Et comme s'il l'avait entendue, le vent retomba, réduit à un simple souffle tranquille. Elle reprit alors la traversée, et arriva au bout une dizaine de mètres plus avant.

  • C'est bon, Izmeer, s'irrita Kalaar. Tu peux te découvrir, maintenant. Tu es passé de l'autre côté.
  • Oh, merci, merci à toutes les deux ! Je vais finir par croire que ce voyage n'est vraiment pas fait pour moi.

Alors que le Jahad se confondait en reconnaissance, Kalaar partit chercher les autres dromadaires de bât. Au terme de quelques allers et retours, le convoi termina le franchissement de l'obstacle.

Le paysage qui les attendait de l'autre côté ne rassura pas le moins du monde le mage. Les plateaux du Tjeb Alhilal étaient en réalité reliés les uns aux autres par des ponts similaires. Au loin, massive et imposante, se découpait la silhouette de la mesa lunaire. Plus haute de moitié que ses autres voisines, Alqamar ressemblait à une monumentale colonne de granit tronquée.

Le fil de la journée se déroula en une boucle répétitive. À la traversée de la butte succédait un pont de corde, et ainsi de suite. Le convoi passa parfois devant des habitations majaghanes, abritant éleveurs, agriculteurs, cueilleurs, sculpteurs, tous membres de la même tribu. Tous proposant l'hospitalité aux trois voyageurs.

Mais peu leur importait. Ils avançaient à l'unisson, guidés, attirés par cette masse rocheuse dépassant de l'horizon, comme un phare du haut duquel les fameux liseurs du Dhazzem leur donneraient les informations pour trouver Nekhnesiris, foyer maudit des aïeux d'Izmeer.

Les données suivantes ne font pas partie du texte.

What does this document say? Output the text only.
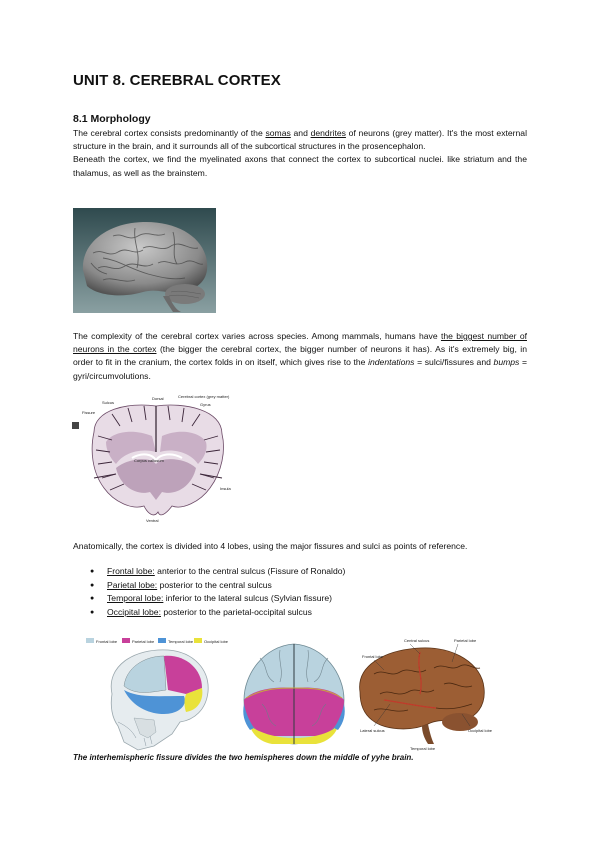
UNIT 8. CEREBRAL CORTEX
8.1 Morphology
The cerebral cortex consists predominantly of the somas and dendrites of neurons (grey matter). It's the most external structure in the brain, and it surrounds all of the subcortical structures in the prosencephalon.
Beneath the cortex, we find the myelinated axons that connect the cortex to subcortical nuclei. like striatum and the thalamus, as well as the brainstem.
The complexity of the cerebral cortex varies across species. Among mammals, humans have the biggest number of neurons in the cortex (the bigger the cerebral cortex, the bigger number of neurons it has). As it's extremely big, in order to fit in the cranium, the cortex folds in on itself, which gives rise to the indentations = sulci/fissures and bumps = gyri/circumvolutions.
Dorsal	Cerebral cortex (grey matter)
Gyrus
Sulcus
Fissure
Corpus callosum
Insula
Ventral
Anatomically, the cortex is divided into 4 lobes, using the major fissures and sulci as points of reference.
● Frontal lobe: anterior to the central sulcus (Fissure of Ronaldo)
● Parietal lobe: posterior to the central sulcus
● Temporal lobe: inferior to the lateral sulcus (Sylvian fissure)
● Occipital lobe: posterior to the parietal-occipital sulcus
Frontal lobe	Parietal lobe	Temporal lobe	Occipital lobe	Central sulcus	Parietal lobe
Frontal lobe
Lateral sulcus
Temporal lobe
Occipital lobe
The interhemispheric fissure divides the two hemispheres down the middle of yyhe brain.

Alors que le dernier jour avant leur destination s'achevait, les discussions autour du feu de camp se firent plus légères. Une complicité se nouait timidement entre Izmeer et les deux femmes. Malgré sa maladresse et ses tics maniérés, c'était un homme agréable à vivre, raffiné et respectueux, sans pour autant afficher cette méprisable et hautaine attitude qui caractérisait la grande majorité des Jahads. Même si les premiers rapports que Kalaar avait eu avec lui avaient été tendus, elle avait finalement appris à apprécier ce Jahad peu commun.